Public Health Nurse Edith Asiedua of the Eastern Regional Health Directorate said the programme’s reach would now extend beyond schools to parents and communities, recognising that much of the misinformation girls carry originates at home. “We need to address this at the family level,” she said, acknowledging that classroom education alone cannot dismantle beliefs that are reinforced in the household every day.

The event also drew attention to a practical barrier that keeps girls out of school: the cost and availability of sanitary pads. Yazz Personal Care Products has previously launched a nationwide school outreach campaign aimed at tackling period poverty, a challenge that remains acute in rural and peri-urban communities across the country.

Eastern Regional Girls Education Officer Patricia Brago Gyamfi disclosed that the government intends to procure reusable sanitary pads to supplement the disposable pads currently being distributed to adolescent girls. “The free sanitary pad distribution is a timely intervention made by the government because we all know that pads are expensive these days and most parents cannot afford,” she said. “And when girls are menstruating and they are not getting their pads, they absent themselves from school. The fact that they are even introducing the reusable pad is also a plus because the numbers that the girls get, I mean the pads may not be enough for them but with the reusable you can use it and wash it and still use it again.”
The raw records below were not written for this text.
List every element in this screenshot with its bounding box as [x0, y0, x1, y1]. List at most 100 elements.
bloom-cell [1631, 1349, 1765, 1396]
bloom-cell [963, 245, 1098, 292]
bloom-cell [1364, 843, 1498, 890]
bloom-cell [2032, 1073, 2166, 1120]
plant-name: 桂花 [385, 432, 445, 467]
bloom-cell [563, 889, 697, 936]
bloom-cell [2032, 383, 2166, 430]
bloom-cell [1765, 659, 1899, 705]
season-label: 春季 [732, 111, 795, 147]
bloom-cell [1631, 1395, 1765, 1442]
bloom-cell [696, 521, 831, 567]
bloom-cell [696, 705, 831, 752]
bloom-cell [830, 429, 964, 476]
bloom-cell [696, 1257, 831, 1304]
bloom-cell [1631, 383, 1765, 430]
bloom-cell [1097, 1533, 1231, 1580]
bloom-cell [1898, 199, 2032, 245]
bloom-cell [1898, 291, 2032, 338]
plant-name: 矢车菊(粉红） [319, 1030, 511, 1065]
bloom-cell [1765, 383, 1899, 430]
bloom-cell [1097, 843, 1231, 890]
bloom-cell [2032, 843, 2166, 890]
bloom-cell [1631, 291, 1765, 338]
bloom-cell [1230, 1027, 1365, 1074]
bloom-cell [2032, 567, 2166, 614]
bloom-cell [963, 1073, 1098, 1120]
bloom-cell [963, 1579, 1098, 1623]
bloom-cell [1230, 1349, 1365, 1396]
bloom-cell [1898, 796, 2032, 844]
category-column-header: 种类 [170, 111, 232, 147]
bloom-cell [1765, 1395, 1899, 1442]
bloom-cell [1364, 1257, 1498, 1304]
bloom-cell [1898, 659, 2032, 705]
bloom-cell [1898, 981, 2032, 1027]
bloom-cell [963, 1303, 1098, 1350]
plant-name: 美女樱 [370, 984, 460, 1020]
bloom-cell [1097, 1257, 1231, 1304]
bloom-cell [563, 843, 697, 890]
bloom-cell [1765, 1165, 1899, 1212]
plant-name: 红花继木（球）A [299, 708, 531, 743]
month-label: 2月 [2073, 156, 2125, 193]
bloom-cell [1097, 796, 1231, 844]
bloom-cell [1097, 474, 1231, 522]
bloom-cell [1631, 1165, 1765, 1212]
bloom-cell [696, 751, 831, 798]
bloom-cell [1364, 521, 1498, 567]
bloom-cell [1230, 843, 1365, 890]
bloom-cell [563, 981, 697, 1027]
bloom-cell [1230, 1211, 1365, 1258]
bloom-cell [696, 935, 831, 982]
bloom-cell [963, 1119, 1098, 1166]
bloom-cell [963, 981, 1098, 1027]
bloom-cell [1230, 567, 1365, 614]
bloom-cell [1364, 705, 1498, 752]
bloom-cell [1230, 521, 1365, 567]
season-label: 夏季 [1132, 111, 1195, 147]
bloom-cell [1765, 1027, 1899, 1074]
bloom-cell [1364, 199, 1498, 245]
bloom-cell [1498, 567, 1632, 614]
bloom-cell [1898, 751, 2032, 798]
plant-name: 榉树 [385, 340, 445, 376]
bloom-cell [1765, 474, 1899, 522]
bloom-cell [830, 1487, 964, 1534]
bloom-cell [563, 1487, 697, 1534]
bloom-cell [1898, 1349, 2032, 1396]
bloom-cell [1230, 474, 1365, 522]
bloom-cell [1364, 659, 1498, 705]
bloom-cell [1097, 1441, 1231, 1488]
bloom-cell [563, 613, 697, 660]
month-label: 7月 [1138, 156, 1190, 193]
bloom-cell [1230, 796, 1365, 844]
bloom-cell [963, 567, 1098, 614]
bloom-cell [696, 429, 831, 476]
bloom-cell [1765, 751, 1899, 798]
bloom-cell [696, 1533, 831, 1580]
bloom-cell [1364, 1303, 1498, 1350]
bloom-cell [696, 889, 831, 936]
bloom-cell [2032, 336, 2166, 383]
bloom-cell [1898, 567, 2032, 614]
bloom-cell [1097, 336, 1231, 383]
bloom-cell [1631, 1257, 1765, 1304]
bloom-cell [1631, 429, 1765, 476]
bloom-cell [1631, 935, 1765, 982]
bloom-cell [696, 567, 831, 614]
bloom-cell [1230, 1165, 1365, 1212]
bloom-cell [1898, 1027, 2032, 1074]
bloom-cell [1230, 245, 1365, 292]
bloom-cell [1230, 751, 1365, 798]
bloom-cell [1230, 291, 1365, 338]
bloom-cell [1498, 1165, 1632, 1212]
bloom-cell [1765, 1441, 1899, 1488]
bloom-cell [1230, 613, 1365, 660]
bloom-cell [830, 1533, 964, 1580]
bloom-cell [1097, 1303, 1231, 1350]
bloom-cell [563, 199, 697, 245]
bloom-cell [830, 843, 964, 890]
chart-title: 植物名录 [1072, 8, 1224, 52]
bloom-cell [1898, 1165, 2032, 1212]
Samuel Adongo, the Municipal Chief Executive for New Juaben North, supported the celebration with quantities of sanitary pads and announced plans by the municipal assembly to construct modern toilet facilities and girls’ changing rooms in basic schools across the municipality. “If you go to most of the basic schools, the toilet facilities there are in a very bad state that it’s not even accessible at all,” he said, adding that the assembly had placed the project on its budget for the current year.

The event also highlighted the need for boys and men to be actively involved in menstrual hygiene education and support, rather than treating menstruation as a subject that concerns only girls. Improper disposal of sanitary pads was raised as an additional concern, with facilitators calling for better waste management infrastructure in schools and communities.

This year’s celebration received support from several organisations including Telecel, DMAC Foundation, and the New Juaben South Municipal Assembly, all of which donated sanitary pads for distribution to both male and female students present at the event. The CroxItOut High School Tour, a partnership between Yazz and MX24 TV, represents another effort to bring menstrual health education directly to Ghana’s secondary schools.

The persistence of menstrual stigma in Ghana’s communities underscores a broader challenge: reproductive health education remains inadequate at the household level, and without sustained engagement with parents, cultural leaders, and community members, the misconceptions that adolescent girls carry will continue to shape their self-image and their access to education.